In Madrid, most luxury buyers come from Latin American and European countries, escaping sociopolitical and economic issues in their own countries and attracted by Madrid’s reputation for welcoming people from abroad, says Javier Guimón Ybarra, office director, Madrid Sotheby’s International Realty.
“There’s a clear decrease of luxury properties on offer in the most sought-after areas of the city, mainly in the areas that are popular among foreign investors,” Ybarra says.
“The market is surprisingly showing extraordinary strength in certain luxury neighborhoods, such as the Salamanca District, Chamberi, and the Retiro District.”
While foreign buyers ready to establish residency in another country were less common in most places during the height of the pandemic, some investors continued to buy properties sight unseen.
The only full-floor residence at the posh Park Imperial building in Midtown Manhattan
Sotheby’s International Realty – East Side Manhattan Brokerage
Asian Cities Retain Appeal for Wealthy Residents
Some overseas investors purchased in Japan, for example, due to the stability of the Japanese economy, says Mugi Fukushima, branch manager, List Sotheby’s International Realty, Japan in Ginza, Tokyo.
While wealthy New Yorkers fled to the Hamptons or to Palm Beach when the pandemic struck, and San Franciscans headed to the beach, the desert, or the mountains, agents say there was no similar dramatic withdrawal from cities such as Hong Kong, Singapore, and Tokyo. Urban high-rise living is the norm in many Asian countries, and there are fewer alternative domestic locations where wealthy residents retreat.

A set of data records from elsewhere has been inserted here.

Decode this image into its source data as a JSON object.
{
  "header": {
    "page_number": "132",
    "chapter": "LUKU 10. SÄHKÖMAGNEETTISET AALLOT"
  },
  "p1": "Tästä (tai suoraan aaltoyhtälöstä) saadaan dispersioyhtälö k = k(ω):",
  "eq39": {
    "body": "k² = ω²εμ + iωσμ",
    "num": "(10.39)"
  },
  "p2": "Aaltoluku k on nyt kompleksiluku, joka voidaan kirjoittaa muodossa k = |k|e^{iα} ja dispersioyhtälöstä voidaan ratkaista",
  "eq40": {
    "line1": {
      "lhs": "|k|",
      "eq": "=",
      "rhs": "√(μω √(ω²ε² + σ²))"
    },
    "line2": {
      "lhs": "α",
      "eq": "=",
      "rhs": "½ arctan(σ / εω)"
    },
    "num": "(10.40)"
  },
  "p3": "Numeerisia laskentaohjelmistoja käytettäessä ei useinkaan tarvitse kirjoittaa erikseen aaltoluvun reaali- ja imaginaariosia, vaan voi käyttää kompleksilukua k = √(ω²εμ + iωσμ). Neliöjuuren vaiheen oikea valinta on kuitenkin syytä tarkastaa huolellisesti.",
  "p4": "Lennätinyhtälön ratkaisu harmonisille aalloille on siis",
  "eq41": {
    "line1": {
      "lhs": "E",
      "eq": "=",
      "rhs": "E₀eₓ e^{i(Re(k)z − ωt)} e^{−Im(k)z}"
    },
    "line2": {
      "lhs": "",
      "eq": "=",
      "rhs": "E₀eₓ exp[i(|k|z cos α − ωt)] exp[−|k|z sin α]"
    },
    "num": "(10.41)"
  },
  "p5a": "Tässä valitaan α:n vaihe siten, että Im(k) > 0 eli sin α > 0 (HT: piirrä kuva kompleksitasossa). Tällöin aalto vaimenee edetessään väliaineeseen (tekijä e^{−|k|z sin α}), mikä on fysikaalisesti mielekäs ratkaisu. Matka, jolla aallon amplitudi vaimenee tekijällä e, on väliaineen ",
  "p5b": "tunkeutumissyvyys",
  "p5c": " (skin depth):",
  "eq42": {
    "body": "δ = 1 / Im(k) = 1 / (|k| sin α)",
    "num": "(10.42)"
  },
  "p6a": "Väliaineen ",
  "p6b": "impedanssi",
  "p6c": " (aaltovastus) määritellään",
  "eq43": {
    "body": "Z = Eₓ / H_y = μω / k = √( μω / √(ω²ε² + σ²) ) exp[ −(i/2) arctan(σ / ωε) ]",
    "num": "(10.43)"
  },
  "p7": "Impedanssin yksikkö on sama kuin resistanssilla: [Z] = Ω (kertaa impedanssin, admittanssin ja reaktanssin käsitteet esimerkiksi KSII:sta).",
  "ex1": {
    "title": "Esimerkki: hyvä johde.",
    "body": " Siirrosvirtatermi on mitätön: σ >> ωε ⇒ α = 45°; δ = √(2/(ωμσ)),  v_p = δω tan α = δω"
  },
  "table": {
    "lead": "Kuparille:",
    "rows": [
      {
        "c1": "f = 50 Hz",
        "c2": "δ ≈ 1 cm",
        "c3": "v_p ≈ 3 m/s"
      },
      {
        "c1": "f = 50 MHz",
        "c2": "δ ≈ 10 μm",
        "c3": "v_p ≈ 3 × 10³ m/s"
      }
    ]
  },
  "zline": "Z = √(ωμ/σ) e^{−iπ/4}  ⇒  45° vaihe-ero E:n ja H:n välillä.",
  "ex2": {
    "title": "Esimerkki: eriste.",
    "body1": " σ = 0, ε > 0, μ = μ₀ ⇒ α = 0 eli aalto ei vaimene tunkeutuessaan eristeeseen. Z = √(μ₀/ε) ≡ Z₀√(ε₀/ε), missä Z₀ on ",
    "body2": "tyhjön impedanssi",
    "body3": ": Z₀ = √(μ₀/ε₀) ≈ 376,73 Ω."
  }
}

Singapore thrived during the pandemic and is anticipated to continue to see an influx of wealth because of its reputation for stability, international finance, and as a safe haven for investors. Hong Kong is expected to remain able to rely on consistent demand from Chinese high-net-worth individuals, agents say.
“Prices in the Hong Kong luxury market were steady throughout the pandemic, and the number of transactions has been consistently increasing,” says Franky Cho, chief operating officer, List Sotheby’s International Realty, Hong Kong.
Sales have been especially strong for newer luxury developments in Hong Kong, including a record-high price of HK$89,000 per square foot for a unit at 8 Deep Water Bay Drive in Repulse Bay.
Cho believes better containment of Covid-19 and the weakened impact of social movements in Hong Kong have helped the market there.
“The quantitative-easing policies launched by other countries and the consistently low supply of domestic properties in Hong Kong also have had an impact on the soaring number of transactions and prices,” he says.